I’m a biochemist. Intelligent Design is complete bunk. I wouldn’t object to ID being taught in a class about critical thinking or scams or fraud.
I do believe in design by an Intelligence, which is one more reason I don’t believe in ID. Think of the universe as a computer simulation. The better the programmer, the less jury-rigging is required. An ultimate intelligence would create a seamless universe without the glitches that ID thrives on.
At what scale God designed the universe is an interesting question. If parallel universes of the QM kind are out, then we’ve got the old anthropic principle that might indicate the action of a creator. A recent paper purported to show that the multiverse evolution idea (universes that beget black holes that beget more universes) is not true for our universe, although I’m not convinced that paper one holds water, although it does appear to at least place some constraints on the concept.
Interesting concept: If there is a creator of our universe, where would be the best place to leave a message for the creation? It would have to be the Cosmic Micrwave Background. Theory indicates the CMB could hold a 5K byte (or is it bit — I forget) message that would be visible for all time from everywhere. We’re close to being able to see such a message, if it exists.

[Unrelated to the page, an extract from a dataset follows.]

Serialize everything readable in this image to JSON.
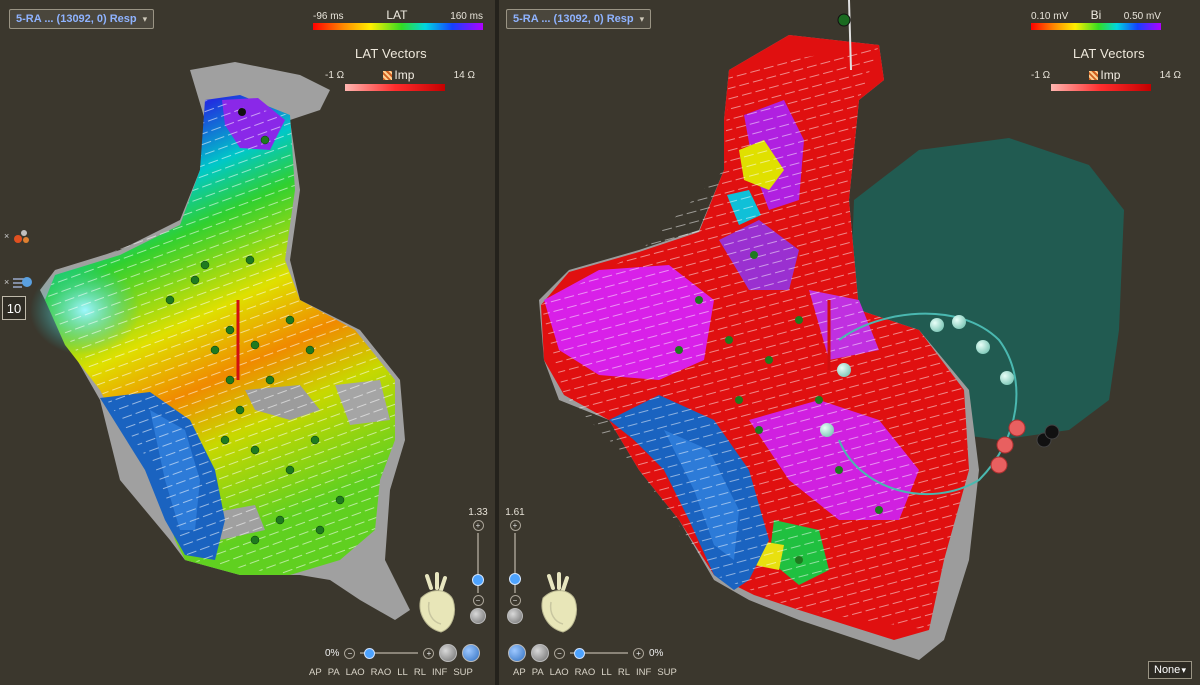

Note that I used a small “c” on creator there. There are plenty of scenarios (universes created in a lab, universe as computer simulation, etc.) that would not involve the classical concept of “God” that would still result in a creator at least theoretically capable of leaving a message on the CMB. It’s a long shot, but it can be checked with experiments already envisioned.
What you could say in 5K bytes or bits worth saying that could be understood by any intelligence and wouldn’t be trivial and could not be mistaken for a naturally occurring message is an exercise for the reader.
I’m with you (at least this far - the rest is too speculative for me).
I should add that I think teaching that evolution is entirely random is going too far. There are lots of ways to play with pseudo-random number generators to make the pseudo-random numbers they generate seem truly random. Take the digits of pi, for instance. If you were presented with a sequence of digits drawn from the digits of pi, you’d think they were entirely random and that the digits are distributed uniformly. However, the sequence is not random, just non-repeating. Since the digits of pi never repeat in any predictable manner, one cannot predict the next digit in the sequence with a success rate greater than 1/10 - the uniform distribution from which the digits are drawn. If one universal constant can be used to generate a pseudo-random sequence, why not sue all of them together to create a pseudo-random universe that isn’t really random at all?